Flinders Northern Territory Medical Program student Claire Maree O’Bryan wasn’t really sure what to expect when, as a first year student, she signed up for a six-month placement in Nhulunbuy to be undertaken in her third year.
‘It seemed like I blinked and my first and second years were over and I was aboard the plane to my new home and first clinical placement. ‘Breathtaking is the word that came to mind as we descended into the Nhulunbuy airport’, says Claire Maree.
Claire Maree’s first weekend was spent settling into her accommodation and exploring locally, and by Monday she was being orientated to the hospital and the impeccable Flinders building that was at her disposal.
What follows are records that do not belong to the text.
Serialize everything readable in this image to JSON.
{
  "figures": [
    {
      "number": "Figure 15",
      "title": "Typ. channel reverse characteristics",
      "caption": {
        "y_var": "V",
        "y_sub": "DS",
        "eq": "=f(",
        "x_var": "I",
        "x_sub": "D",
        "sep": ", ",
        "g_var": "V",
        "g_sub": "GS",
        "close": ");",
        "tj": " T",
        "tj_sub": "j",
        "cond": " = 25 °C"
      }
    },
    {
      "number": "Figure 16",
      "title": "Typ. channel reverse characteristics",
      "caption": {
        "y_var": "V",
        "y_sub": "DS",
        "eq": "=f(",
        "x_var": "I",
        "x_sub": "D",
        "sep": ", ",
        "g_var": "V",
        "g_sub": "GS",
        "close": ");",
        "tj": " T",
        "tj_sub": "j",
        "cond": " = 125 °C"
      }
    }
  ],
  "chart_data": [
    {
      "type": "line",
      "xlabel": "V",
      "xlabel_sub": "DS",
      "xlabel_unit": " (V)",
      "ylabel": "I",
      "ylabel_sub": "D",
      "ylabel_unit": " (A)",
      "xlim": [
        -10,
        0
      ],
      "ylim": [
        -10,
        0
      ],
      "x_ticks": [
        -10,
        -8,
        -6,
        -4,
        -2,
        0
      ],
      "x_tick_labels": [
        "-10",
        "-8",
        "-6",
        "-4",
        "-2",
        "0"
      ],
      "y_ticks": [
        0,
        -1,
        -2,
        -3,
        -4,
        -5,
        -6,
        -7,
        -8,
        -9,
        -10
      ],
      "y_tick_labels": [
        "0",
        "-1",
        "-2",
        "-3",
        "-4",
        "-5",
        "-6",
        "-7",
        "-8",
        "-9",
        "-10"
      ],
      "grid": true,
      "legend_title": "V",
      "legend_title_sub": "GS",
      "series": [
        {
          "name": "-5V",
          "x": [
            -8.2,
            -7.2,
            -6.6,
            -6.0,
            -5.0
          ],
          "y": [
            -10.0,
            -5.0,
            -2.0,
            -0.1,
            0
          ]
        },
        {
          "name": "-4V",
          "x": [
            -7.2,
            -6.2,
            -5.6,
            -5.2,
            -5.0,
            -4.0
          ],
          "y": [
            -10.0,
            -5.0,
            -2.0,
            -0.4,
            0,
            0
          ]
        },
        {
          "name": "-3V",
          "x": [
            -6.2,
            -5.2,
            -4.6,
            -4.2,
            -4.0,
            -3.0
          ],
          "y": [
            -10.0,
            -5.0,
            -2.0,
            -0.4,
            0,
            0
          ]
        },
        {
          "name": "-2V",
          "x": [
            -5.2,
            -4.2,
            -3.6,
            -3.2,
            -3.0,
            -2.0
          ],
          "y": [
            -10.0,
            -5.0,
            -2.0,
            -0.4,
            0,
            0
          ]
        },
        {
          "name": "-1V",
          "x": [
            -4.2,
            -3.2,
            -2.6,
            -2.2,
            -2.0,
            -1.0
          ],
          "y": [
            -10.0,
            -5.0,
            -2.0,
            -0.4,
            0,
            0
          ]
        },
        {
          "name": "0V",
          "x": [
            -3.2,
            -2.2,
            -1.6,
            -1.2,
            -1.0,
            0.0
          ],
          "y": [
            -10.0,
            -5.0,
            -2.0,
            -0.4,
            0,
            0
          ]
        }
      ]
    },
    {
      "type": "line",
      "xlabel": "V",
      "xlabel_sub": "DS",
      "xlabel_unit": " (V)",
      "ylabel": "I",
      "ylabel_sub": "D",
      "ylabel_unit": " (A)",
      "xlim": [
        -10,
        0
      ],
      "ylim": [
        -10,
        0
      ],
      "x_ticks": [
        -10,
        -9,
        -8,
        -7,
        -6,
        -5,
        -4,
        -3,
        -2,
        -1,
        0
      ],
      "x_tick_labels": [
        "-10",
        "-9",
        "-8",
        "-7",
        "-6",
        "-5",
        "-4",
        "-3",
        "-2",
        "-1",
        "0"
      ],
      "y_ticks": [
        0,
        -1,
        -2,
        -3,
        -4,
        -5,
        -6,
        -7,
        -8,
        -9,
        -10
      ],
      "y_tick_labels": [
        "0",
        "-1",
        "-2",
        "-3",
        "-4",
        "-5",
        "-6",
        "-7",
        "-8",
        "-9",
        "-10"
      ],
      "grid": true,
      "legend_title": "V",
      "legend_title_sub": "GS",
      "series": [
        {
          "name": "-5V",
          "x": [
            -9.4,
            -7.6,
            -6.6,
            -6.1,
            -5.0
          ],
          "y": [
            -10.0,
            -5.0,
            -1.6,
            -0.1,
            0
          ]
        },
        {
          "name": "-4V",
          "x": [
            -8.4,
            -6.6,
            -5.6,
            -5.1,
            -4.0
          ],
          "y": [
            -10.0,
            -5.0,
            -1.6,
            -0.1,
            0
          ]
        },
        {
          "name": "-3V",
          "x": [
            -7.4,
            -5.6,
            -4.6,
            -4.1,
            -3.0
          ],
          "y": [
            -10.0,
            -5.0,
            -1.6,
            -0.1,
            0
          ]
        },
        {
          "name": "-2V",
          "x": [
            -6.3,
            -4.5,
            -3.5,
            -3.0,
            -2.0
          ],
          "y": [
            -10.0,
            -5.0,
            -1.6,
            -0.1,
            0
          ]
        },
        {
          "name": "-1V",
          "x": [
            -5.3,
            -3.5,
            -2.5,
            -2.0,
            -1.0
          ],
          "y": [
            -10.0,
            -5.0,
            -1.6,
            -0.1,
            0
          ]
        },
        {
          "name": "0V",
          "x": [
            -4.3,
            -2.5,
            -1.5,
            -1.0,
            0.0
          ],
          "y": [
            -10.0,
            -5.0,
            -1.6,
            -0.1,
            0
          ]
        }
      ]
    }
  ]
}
On the medical front, the clinicians included a group of knowledgeable and experienced rural generalists and general practitioners with extra training in their preferred subspecialty. ‘Every staff member I encountered, be they doctor, nurse, cook, cleaner or clerk, was friendly and welcoming. ‘As a student I always felt like a valued member of the team and my interactions with the doctors culminated in rich learning opportunities’, she reflects.
Claire Maree’s most memorable experiences during her placement include accompanying CareFlight for patient retrievals and transfer to Royal Darwin Hospital, as well as some experiences that came after the global COVID-19 pandemic was in full swing. ‘I was fortunate to be onboard two flights with CareFlight in which I experienced the rawness of providing medical care in an extreme environment. Fortunately, the patients onboard at the time were not gravely ill and our role was more to monitor and provide timely transfer to tertiary level care. The level of coordination and logistical brilliance necessary for CareFlight to operate is mind-blowing’, she says.
Due to the biosecurity zone travel restrictions implemented for COVID-19, a general surgeon was sent to Nhulunbuy for weeks at a time to be the resident on-call surgeon and medical students were called upon to assist frequently. Claire Maree says, ‘I started off assisting with suturing wounds in the Emergency Department under their guidance. ‘Next, I was in theatre assisting with laparoscopic cholecystectomies and other procedures like complex skin excisions. ‘I was able to gain and practice skills that many peers would not have experienced at our level’.
A few weeks before she returned to Darwin, something truly iconic of the Top End happened. A patient who was attacked by a crocodile transferred to Gove District Hospital. The patient was stable enough that a direct transfer to Darwin was not required. The patient’s wounds were washed out in theatre, and Claire Maree along with another medical student were front and centre. ‘It’s not every day you can say you saw a croc bite wound, let alone assisted the wash out in theatre’, she says.
Going on a remote placement might seem daunting but taking a leap of faith is much more rewarding than the initial fear. I experienced much more than I could have imagined and for this I am so thankful. I cannot wait for the next adventure that medicine takes me on.